As Richard points out, communication is being done through a variety of means: blogs, recommendations, social networking, like Facebook (where this blog is publicised and my other ShaiDorsai blog is imported to)
“A world in which the information consumer controls what they consume from a menu of feeds – basing that choice on the reputation of the source, recommendations from colleagues and serendipitous discovery through social networks.
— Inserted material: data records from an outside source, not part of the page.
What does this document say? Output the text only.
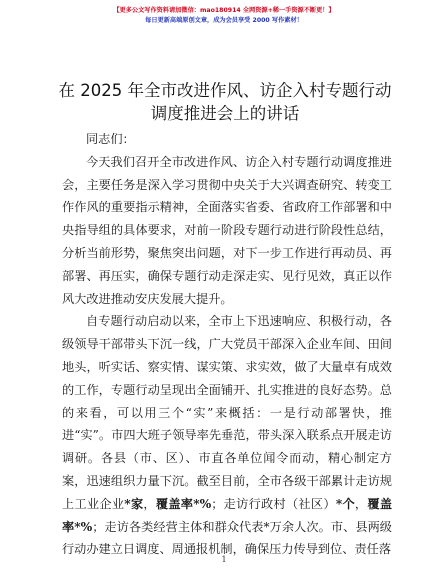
【更多公文写作资料请加微信：mao180914 全网资源+稀一手资源不断更！】
每日更新高端原创文章，成为会员享受 2000 写作素材！
在 2025 年全市改进作风、访企入村专题行动调度推进会上的讲话

同志们：

今天我们召开全市改进作风、访企入村专题行动调度推进会，主要任务是深入学习贯彻中央关于大兴调查研究、转变工作作风的重要指示精神，全面落实省委、省政府工作部署和中央指导组的具体要求，对前一阶段专题行动进行阶段性总结，分析当前形势，聚焦突出问题，对下一步工作进行再动员、再部署、再压实，确保专题行动走深走实、见行见效，真正以作风大改进推动安庆发展大提升。

自专题行动启动以来，全市上下迅速响应、积极行动，各级领导干部带头下沉一线，广大党员干部深入企业车间、田间地头，听实话、察实情、谋实策、求实效，做了大量卓有成效的工作，专题行动呈现出全面铺开、扎实推进的良好态势。总的来看，可以用三个“实”来概括：一是行动部署快，推进“实”。市四大班子领导率先垂范，带头深入联系点开展走访调研。各县（市、区）、市直各单位闻令而动，精心制定方案，迅速组织力量下沉。截至目前，全市各级干部累计走访规上工业企业*家，覆盖率*%；走访行政村（社区）*个，覆盖率*%；走访各类经营主体和群众代表*万余人次。市、县两级行动办建立日调度、周通报机制，确保压力传导到位、责任落

1
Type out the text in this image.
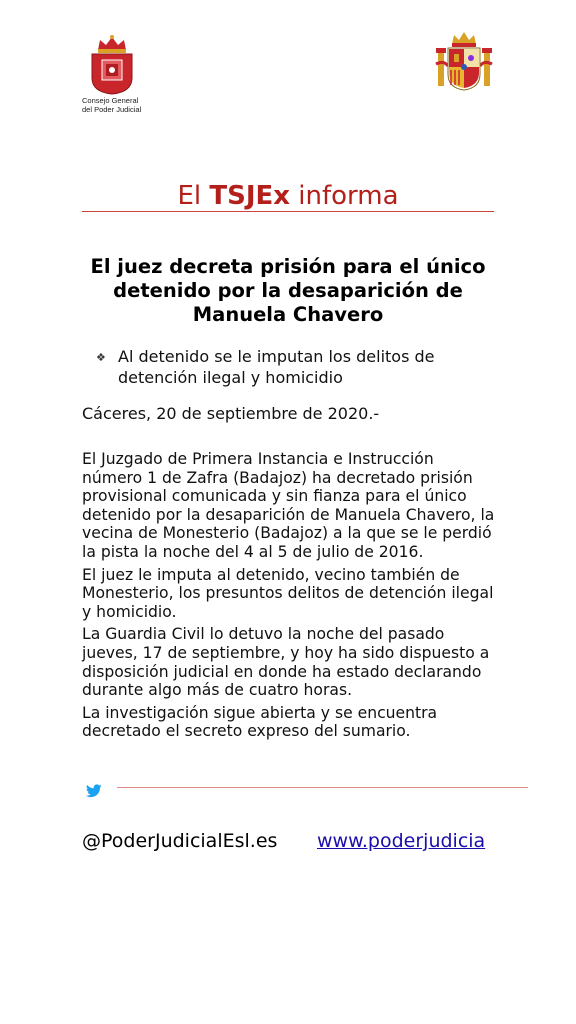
Consejo General
del Poder Judicial
El TSJEx informa
El juez decreta prisión para el único detenido por la desaparición de Manuela Chavero
❖ Al detenido se le imputan los delitos de
detención ilegal y homicidio
Cáceres, 20 de septiembre de 2020.-

El Juzgado de Primera Instancia e Instrucción número 1 de Zafra (Badajoz) ha decretado prisión provisional comunicada y sin fianza para el único detenido por la desaparición de Manuela Chavero, la vecina de Monesterio (Badajoz) a la que se le perdió la pista la noche del 4 al 5 de julio de 2016.

El juez le imputa al detenido, vecino también de Monesterio, los presuntos delitos de detención ilegal y homicidio.

La Guardia Civil lo detuvo la noche del pasado jueves, 17 de septiembre, y hoy ha sido dispuesto a disposición judicial en donde ha estado declarando durante algo más de cuatro horas.

La investigación sigue abierta y se encuentra decretado el secreto expreso del sumario.

@PoderJudicialEsl.es www.poderjudicia
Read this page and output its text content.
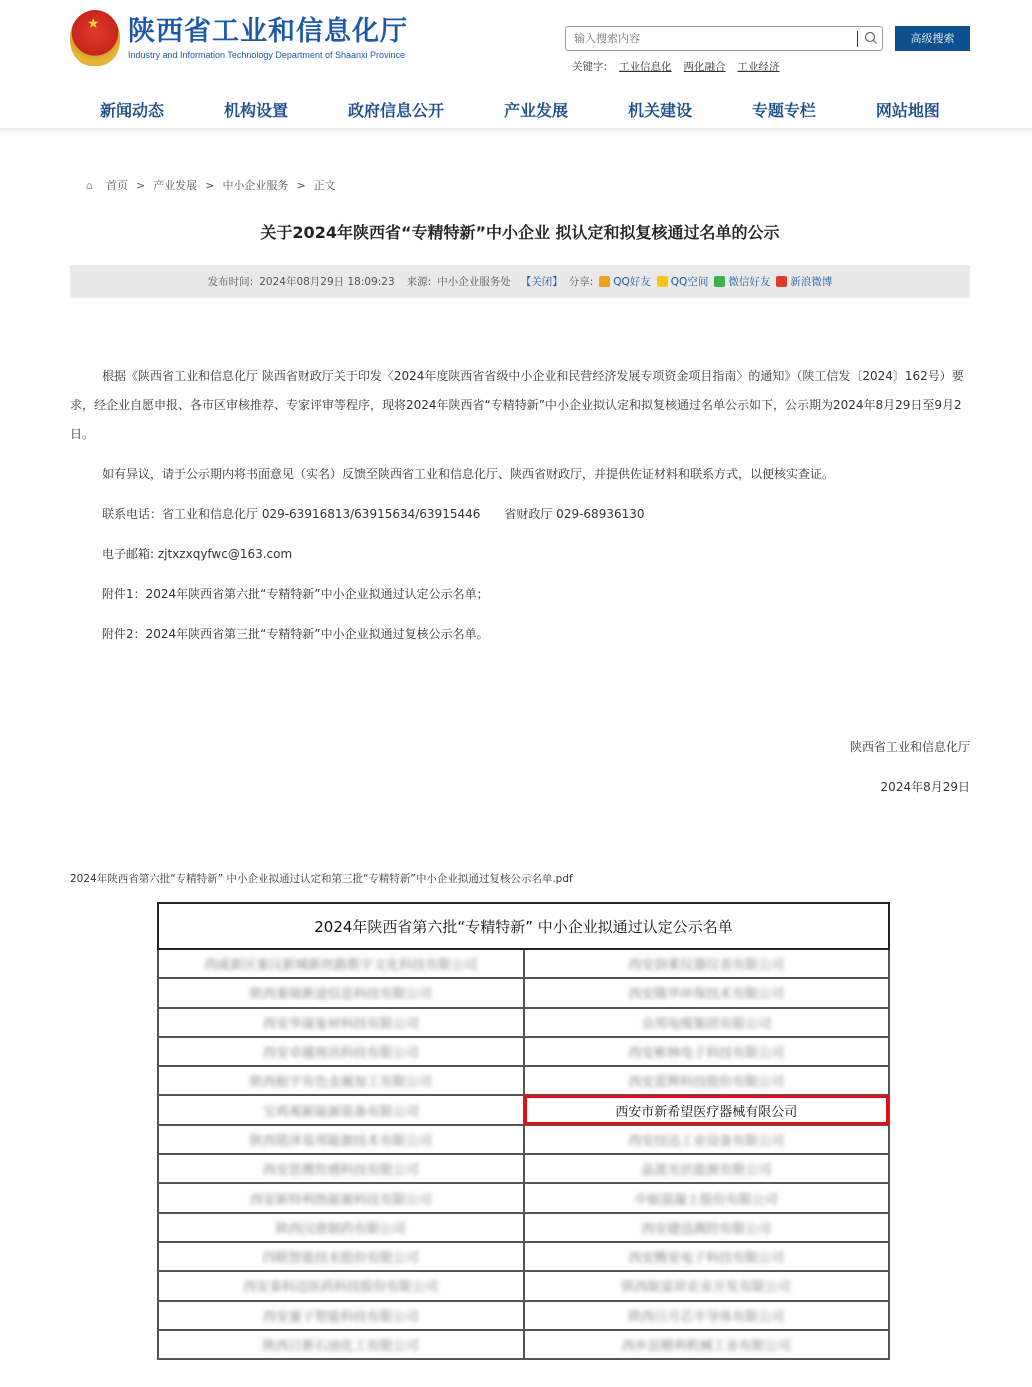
★
陕西省工业和信息化厅
Industry and Information Technology Department of Shaanxi Province
输入搜索内容
高级搜索
关键字: 工业信息化 两化融合 工业经济
新闻动态	机构设置	政府信息公开	产业发展	机关建设	专题专栏	网站地图
⌂	首页 > 产业发展 > 中小企业服务 > 正文
关于2024年陕西省“专精特新”中小企业 拟认定和拟复核通过名单的公示
发布时间: 2024年08月29日 18:09:23 来源: 中小企业服务处 【关闭】 分享: QQ好友 QQ空间 微信好友 新浪微博

根据《陕西省工业和信息化厅 陕西省财政厅关于印发〈2024年度陕西省省级中小企业和民营经济发展专项资金项目指南〉的通知》（陕工信发〔2024〕162号）要求，经企业自愿申报、各市区审核推荐、专家评审等程序，现将2024年陕西省“专精特新”中小企业拟认定和拟复核通过名单公示如下，公示期为2024年8月29日至9月2日。

如有异议，请于公示期内将书面意见（实名）反馈至陕西省工业和信息化厅、陕西省财政厅，并提供佐证材料和联系方式，以便核实查证。

联系电话：省工业和信息化厅 029-63916813/63915634/63915446　　省财政厅 029-68936130

电子邮箱: zjtxzxqyfwc@163.com

附件1：2024年陕西省第六批“专精特新”中小企业拟通过认定公示名单；

附件2：2024年陕西省第三批“专精特新”中小企业拟通过复核公示名单。

陕西省工业和信息化厅
2024年8月29日
2024年陕西省第六批“专精特新” 中小企业拟通过认定和第三批“专精特新”中小企业拟通过复核公示名单.pdf
2024年陕西省第六批“专精特新” 中小企业拟通过认定公示名单	
西咸新区秦汉新城新丝路数字文化科技有限公司	西安润莱仪器仪表有限公司
陕西秦瑞新途信息科技有限公司	西安隆华环保技术有限公司
西安华晟复材科技有限公司	众邦电缆集团有限公司
西安卓越视讯科技有限公司	西安彬林电子科技有限公司
陕西航宇有色金属加工有限公司	西安蓝辉科技股份有限公司
宝鸡观新能源装备有限公司	西安市新希望医疗器械有限公司
陕西铭泽易邦能源技术有限公司	西安技达工业设备有限公司
西安思微传感科技有限公司	晶晟光伏能源有限公司
西安新特利热能源科技有限公司	中航混凝土股份有限公司
陕西汉唐制药有限公司	西安捷迅测控有限公司
四联智能技术股份有限公司	西安腾星电子科技有限公司
西安泰科迈医药科技股份有限公司	陕西航富祥农业开发有限公司
西安量子智能科技有限公司	陕西日月芯半导体有限公司
陕西日新石油化工有限公司	西乡县精利机械工业有限公司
Interactions are almost exclusively real-time and informal in nature.”
I reckon he’s right; some communicators are naturally gifted and can manage their messages intuitively, and have the focus and time management to do this themselves.
Many who need to communicate won’t have the ability or the time to manage the new media… and Richard and his ilk can continue to earn their money.
Now, how he communicates this message to the senior executives is crucial… I wait with interest to find his next steps…
In a thoughtful post at Inside Out Richard asked if
“‘… there seems only one cause behind all forms of misery: bigness’ (i.e. as the organisations around us get bigger, we feel smaller, alienated, lose autonomy and control and become institutionalised – we become, ‘… dominated by gigantic, impersonal, bureaucratic, standardised entities’).
I’m firmly of the view that Facebook is part of the solution. It allows groupings to form outside the normal hierarchical or organisational boundaries, and lets people learn from each other – and perhaps more importantly from each others contacts very easily.
I can follow Inside Out easily from Facebook, along with multiple other aspects; yes, I know *I* could use an RSS feed, but Facebook is somehow both easier and more welcoming.
Although, as was pointed out to me quite firmly by another colleague, providing links to Facebook content without considering that not everyone is a member and “with time to waste” could be considered rude.
So far?I think it has the potential to be a cure.